Income Tax Department was directed to correct their record and grant credit of TDS under section 194IA to assessee which was wrongly filed in Form 26QB instead of Form 27Q.
In a recent judgment, Hon’ble Delhi High Court directed Income Tax Department to itself correct their record and grant credit of TDS under section 194IA to assessee which was wrongly filed in Form 26QB instead of Form 27Q.
ABCAUS Case Law Citation:
4593 (2025) (06) abcaus.in HC
In the instant case, the Petitioner assessee had approached High Court to quash the orders passed under section 148 and direct Income Tax Department to grant complete credit of TDS u/s 194-IA of the Income Tax Act, 1961 (the Act) which was deducted and deposited by the Buyers and to grant consequential refund in terms of ITR filed.
The petitioner was a Non-Resident Indian (NRI) and a tax resident of the United States of America (USA). In the relevant Assessment Year, the petitioner had purchased a residential property (subject property) in India.
The petitioner was desirous of selling the subject property and accepted an offer and conveyed his consent to sell the same to the buyers. The petitioner and the buyers later executed the sale deed at the agreed consideration. Out of the agreed sum, the buyers withheld the amount of TDS u/s 194-IA which was deposited by the buyers with the Government to the credit of the petitioner.
The petitioner paid the balance income tax liability and deposited the same as advance tax. Thereafter, the petitioner repatriated the balance amount of sale proceeds to USA.
The petitioner was not aware at the material time that he was also required to file the Income Tax Return (ITR) for the relevant period and therefore, had failed to do so.

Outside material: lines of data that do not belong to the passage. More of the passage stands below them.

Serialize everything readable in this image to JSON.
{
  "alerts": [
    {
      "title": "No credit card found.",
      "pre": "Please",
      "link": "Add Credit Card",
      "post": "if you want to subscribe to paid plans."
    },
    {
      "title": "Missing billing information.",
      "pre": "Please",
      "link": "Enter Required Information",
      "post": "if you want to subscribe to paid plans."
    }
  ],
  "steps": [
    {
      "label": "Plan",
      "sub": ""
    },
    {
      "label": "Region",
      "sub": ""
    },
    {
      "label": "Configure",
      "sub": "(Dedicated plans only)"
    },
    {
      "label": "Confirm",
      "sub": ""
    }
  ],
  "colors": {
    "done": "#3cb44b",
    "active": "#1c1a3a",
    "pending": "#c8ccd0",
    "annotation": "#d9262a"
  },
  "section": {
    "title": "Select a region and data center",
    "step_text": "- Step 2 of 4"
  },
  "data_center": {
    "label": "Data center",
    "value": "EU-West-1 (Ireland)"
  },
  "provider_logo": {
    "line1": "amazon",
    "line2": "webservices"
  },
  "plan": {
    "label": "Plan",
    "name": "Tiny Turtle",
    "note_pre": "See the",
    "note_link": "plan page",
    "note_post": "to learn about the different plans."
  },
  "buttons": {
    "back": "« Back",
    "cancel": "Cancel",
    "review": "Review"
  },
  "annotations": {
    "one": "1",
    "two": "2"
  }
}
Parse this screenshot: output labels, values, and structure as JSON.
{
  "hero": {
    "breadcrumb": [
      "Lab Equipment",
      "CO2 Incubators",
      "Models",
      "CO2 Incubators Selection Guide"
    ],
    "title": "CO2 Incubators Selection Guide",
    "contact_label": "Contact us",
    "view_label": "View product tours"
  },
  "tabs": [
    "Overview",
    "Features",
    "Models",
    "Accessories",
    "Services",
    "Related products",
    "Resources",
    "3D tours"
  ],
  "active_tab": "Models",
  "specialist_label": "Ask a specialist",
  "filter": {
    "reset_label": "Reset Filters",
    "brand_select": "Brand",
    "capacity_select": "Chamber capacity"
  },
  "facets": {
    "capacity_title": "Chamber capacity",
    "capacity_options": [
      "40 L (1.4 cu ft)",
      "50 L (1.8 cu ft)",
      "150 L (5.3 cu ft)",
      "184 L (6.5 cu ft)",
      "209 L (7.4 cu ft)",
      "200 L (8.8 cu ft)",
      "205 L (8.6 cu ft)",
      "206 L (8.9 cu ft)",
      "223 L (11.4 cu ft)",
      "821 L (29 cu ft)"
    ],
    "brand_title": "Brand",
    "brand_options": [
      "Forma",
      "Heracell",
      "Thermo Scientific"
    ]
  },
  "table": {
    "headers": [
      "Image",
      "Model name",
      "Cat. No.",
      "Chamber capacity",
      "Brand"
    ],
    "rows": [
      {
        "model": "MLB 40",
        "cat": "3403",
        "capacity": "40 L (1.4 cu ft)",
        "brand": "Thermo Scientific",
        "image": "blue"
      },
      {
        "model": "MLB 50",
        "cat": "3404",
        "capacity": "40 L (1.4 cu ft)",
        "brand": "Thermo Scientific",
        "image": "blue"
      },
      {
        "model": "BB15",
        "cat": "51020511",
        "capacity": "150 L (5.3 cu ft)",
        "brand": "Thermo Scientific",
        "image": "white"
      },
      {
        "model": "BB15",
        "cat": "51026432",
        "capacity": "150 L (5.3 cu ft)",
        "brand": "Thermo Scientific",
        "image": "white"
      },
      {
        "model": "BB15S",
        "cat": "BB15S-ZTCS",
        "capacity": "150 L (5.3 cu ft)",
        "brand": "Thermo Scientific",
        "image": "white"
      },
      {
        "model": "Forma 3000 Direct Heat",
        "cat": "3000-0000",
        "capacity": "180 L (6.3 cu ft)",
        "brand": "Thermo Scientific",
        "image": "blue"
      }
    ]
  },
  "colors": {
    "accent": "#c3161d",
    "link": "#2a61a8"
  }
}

Subsequently, the Assessing Officer issued a notice under Section 148A(b) on the basis of the information available that the petitioner had sold the subject property, which according to the AO, suggested that the petitioner’s income has escaped assessment.
The petitioner responded to the said notice and furnished all details to establish that he had discharged his tax liability on the sale consideration received for the subject property and, therefore, no part of the income, which was chargeable to tax, had escaped assessment.
However, the AO did not accept the same and proceeded to pass an order under Section 148A(d) holding that it is a fit case for issuance of notice under Section 148 of the Act.
The petitioner immediately on receipt of the notice, contacted the buyers and pointed out to them that Form 26AS, full amount of TDS was not reflecting. The petitioner was informed by the buyers that in fact the full amount of TDS was deposited by them to the credit of the petitioner, however, by mistake the TDS return had been filed under Form 26QB, which is related to a resident-Indian instead of Form 27Q, which would be applicable in case of NRIs. The buyers also proceeded to approach the Bank for correcting the TDS challan.
However, the AO passed the assessment order accepting the ITR filed by the petitioner. However, the AO also raised a demand for the TDS not reflecting to the credit of the Petitioner.
The petitioner once again filed a detailed reply pointing out that the entire tax liability had been discharged, but the credit of the same was not effected on account of returns filed under Form 26QB instead of Form 27Q, but to no avail.
The Hon’ble High Court observed that there is no provisions under the law that could have permitted the AO to suo moto withdraw an assessment order. Although a demand had been raised, it was ex facie erroneous, as it was on account of non-deposit of Tax Deducted at Source. However, the TDS was deducted and deposited by the deductor. The only ground on which credit for the TDS had been denied to the petitioner is that the deductor has erroneously used an incorrect form which is applicable to a resident Indian instead of the one for an NRI.
The Hon’ble High Court noted that the AO had not only proceeded to raise a demand but has also thought it to be a fit case for issuance of penalty proceedings. This indicated a complete non-application of mind to the facts of the present case.
The Revenue submitted that that the Department has been unable to correct the error, as under the Standard Operating Procedure (SOP), the consent of the buyers is required, along with an indemnity bond and other documents.
However, on a pointed query, as to why the buyers’ consent would be required, the Revenue submitted that the same would be necessary in order to obviate any action on the part of the buyers to recover the amount of the TDS that had been deposited. It was accepted that although, there was no dispute as to the deposit of the TDS, but the petitioner’s case had been withheld only on account of the documents required from the buyers.
The Hon’ble High Court directed the Revenue to correct the record and reflect the TDS deposited by the buyers to the petitioner’s credit under the return filed in the Form 26QB with effect from the date, the amount was deposited. The Revenue was also directed to compute the amount of the refund, if any, that may be due to the petitioner in accordance with law.